From our first day, we noticed a certain effervescence in the main street. Indeed, from 4 p. m., the street filled with souvenir stalls, clothes and stands preparing mixed fruits and baguette sandwiches (especially with avocado that we tested). It was the night market. Very difficult to resist in front of all these fabrics for some of them very beautiful. Skirts, dresses, dresses, stoles, cotton or silk coloured by indigo, baskets, bags... the local productions are very numerous here, and this is what made us want to visit a few days later a center of silk fabrics factory.

On the third day, we moved away from the old town and, after crossing a metal and wooden bridge with a beautiful view of the Nam Kan River, we wandered through a more popular neighborhood with much more modest architecture and narrow dirt alleys.
We tested the Lao fondue in a restaurant where it was the speciality: like in Vietnam, we put a lot of things in a broth but here, thin strips of meat are grilled on a central cone made of metal greased with pork rind, the juices of the meat flow into the broth and help to perfume it.
We then crossed the same river over a bamboo bridge (paying) that needs to be redone every year. We thus joined the old town and set off to attack Mount Phu Si.
We entered a rather modest temple and discovered by chance a staircase leading to Mount Phu Si. There was no one there because it wasn't the main access. After walking down several dragon-fringed stairs, entering a cave to observe a footprint of Buddha's foot and admiring several representations of Buddha's foot, we arrived at the very top where many pilgrims and tourists gathered to admire the panorama and pray in the temple. Among the offerings, a small bird in a cage could be bought to liberate it.
We descended down the stairs to the main street, offering a beautiful view of the temple of the royal palace.

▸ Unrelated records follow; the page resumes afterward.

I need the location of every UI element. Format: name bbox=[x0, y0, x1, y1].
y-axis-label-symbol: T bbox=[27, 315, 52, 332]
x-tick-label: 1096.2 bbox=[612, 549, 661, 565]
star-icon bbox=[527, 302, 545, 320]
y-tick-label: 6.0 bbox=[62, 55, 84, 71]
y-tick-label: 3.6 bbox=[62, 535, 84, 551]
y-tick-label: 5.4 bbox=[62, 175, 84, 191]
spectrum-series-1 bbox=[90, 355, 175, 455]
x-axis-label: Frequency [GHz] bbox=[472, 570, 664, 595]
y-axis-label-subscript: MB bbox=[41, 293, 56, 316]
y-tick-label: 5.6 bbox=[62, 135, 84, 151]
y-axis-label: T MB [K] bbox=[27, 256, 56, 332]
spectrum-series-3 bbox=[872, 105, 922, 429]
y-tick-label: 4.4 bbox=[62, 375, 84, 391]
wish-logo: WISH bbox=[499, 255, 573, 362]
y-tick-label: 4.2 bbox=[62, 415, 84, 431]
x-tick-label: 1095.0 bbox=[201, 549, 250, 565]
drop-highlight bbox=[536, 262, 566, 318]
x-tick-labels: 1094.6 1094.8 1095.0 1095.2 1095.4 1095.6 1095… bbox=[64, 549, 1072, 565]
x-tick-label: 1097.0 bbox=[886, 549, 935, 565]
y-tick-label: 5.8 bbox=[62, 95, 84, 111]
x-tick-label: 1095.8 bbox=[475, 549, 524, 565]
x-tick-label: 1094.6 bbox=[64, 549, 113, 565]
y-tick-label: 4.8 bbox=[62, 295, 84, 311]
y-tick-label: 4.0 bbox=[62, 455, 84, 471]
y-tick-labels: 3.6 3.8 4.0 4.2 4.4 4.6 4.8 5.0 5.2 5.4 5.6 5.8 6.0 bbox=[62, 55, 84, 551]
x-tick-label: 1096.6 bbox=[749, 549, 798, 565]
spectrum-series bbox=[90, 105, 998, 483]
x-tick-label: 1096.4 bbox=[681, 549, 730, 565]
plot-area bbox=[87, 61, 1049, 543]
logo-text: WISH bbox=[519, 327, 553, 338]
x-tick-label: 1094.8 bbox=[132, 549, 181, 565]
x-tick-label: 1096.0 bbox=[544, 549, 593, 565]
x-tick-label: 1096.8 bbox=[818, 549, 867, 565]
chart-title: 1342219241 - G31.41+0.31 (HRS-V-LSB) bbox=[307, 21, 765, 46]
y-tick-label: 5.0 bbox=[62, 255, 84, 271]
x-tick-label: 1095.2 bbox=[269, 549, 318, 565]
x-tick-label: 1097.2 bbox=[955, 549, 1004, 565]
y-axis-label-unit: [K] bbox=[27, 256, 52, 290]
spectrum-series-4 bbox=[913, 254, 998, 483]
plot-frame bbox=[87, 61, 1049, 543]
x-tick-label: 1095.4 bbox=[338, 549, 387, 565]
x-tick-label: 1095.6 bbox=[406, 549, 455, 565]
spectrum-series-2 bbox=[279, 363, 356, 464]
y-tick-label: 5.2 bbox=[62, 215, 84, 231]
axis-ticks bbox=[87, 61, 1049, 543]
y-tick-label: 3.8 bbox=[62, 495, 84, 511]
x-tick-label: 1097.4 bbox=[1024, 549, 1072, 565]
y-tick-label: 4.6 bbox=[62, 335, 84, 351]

Finally, we took a gourmet break in a French bakery with tasty chocolate breads.
The next day, a bit far from the main arteries, we found the Centre for Traditional Arts and Ethnology, and by pure chance, we were just there for the weekly visit in French carried out by a Belgian academic. It was very interesting, especially the temporary exhibition on "Job's tears", very special cereal seeds (already naturally perforated) used for the decoration of minority clothing. In this small private museum, there are riddles for children, and at the end of the visit, ethnic clothing to dress up.
For our last day, we went to the famous waterfalls of Kuang Si in tuk-tuk, early in the morning, before the arrival of Chinese tourist buses. These waterfalls, in the middle of the forest, spreading over several levels are absolutely sublime. The turquoise water is an invitation to swim (we couldn't resist) but the water was very cool. We really found the place fantastic and at the height of the photos we had seen before.

At the entrance of the site, we passed through the Tat Kuang Si Bear Rescue Centre, this site collects collared bears suffering from poaching in Laos: a cannula is inserted at the gallbladder level and is left in place (it comes out outside the abdomen) to recover their bile. The bear then lives in a tiny cage (see photo) for years and years. Why so much ill-treatment? Because bear green bile is used in... traditional Chinese medicine (like rhino horns).